- DVD release cover
- Directed by: Doug Pray
- Written by: Doug Pray Brad Blondheim
- Produced by: Brad Blondheim
- Cinematography: Doug Pray
- Edited by: Doug Pray
- Release dates: March 10, 2007 (South by Southwest Film Festival); June 3, 2008 (United States);
- Running time: 95 minutes
- Country: United States
- Language: English

= Big Rig (film) =

2007 American documentary by Doug Pray

Big Rig is a 2007 documentary film by Doug Pray about long-haul truck drivers. The film consists of a series of interviews with different drivers, focusing on both their personal life stories and also the life and culture of truck drivers in the United States.

==Production==
The film was shot with a crew of three people: director and cameraman Doug Pray, producer Brad Blondheim, and lighting, sound, and general production assistant Jim Dziura.

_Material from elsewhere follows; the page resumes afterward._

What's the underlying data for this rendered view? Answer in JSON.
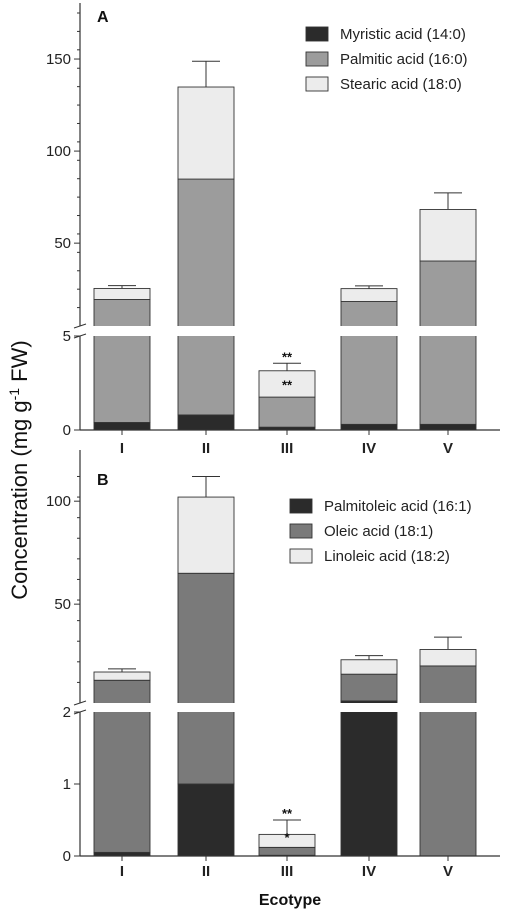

Filming took place over four different two-week roadtrips. The crew of three did not schedule interviews with truckers: they would drive into a truck stop in their RV and approach the truckers for interviews. If the driver agreed, Pray would ride as the passenger and interview the driver for the day, while Blondheim followed in the RV. Most of the interviewees were very skeptical of the crew at first, and the crew was repeatedly thrown out of truck stops for soliciting interviews, which is typically not allowed.

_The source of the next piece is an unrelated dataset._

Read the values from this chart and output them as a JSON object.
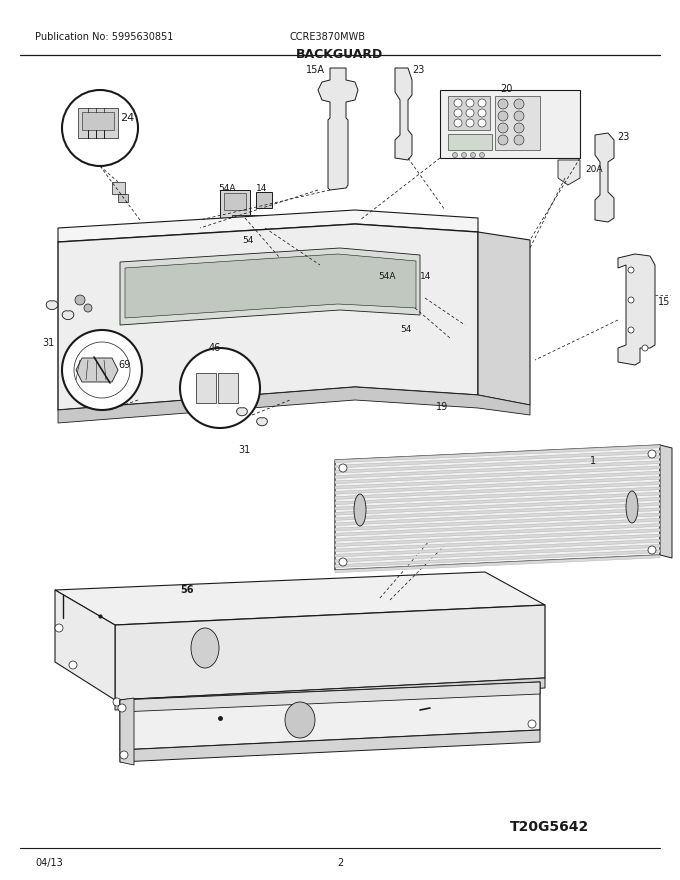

Director Pray and producer Blondheim became interested in a trucker documentary after a series of road trips to various concerts during the filming of Pray's Scratch. In 2001, Pray and Blondheim shot and edited a 10-minute film as a proof of concept for the film's production process.

For the film's music, producer Blondheim was inspired by the roots music featured in the film O Brother, Where Art Thou?. One of the music producers from Scratch interested them in the music of Buck 65. The final cut of the film uses several contributions from Buck 65; about one third of this was composed specifically for the film.

The film was shot on a Panasonic Varicam and edited by the director using Final Cut Pro.

In July 2012 it was announced by several in the truck driving community and by a source inside Ocule Films that there will be a sequel to the film, No time frame for when filming or production will begin on the sequel.

==Reception==
The film was an official selection of the Seattle International Film Festival and AFI Fest, and was featured at a handful of other small film festivals. It was released on DVD in late 2008.
The film was and remains a big hit with the trucking community and truck drivers.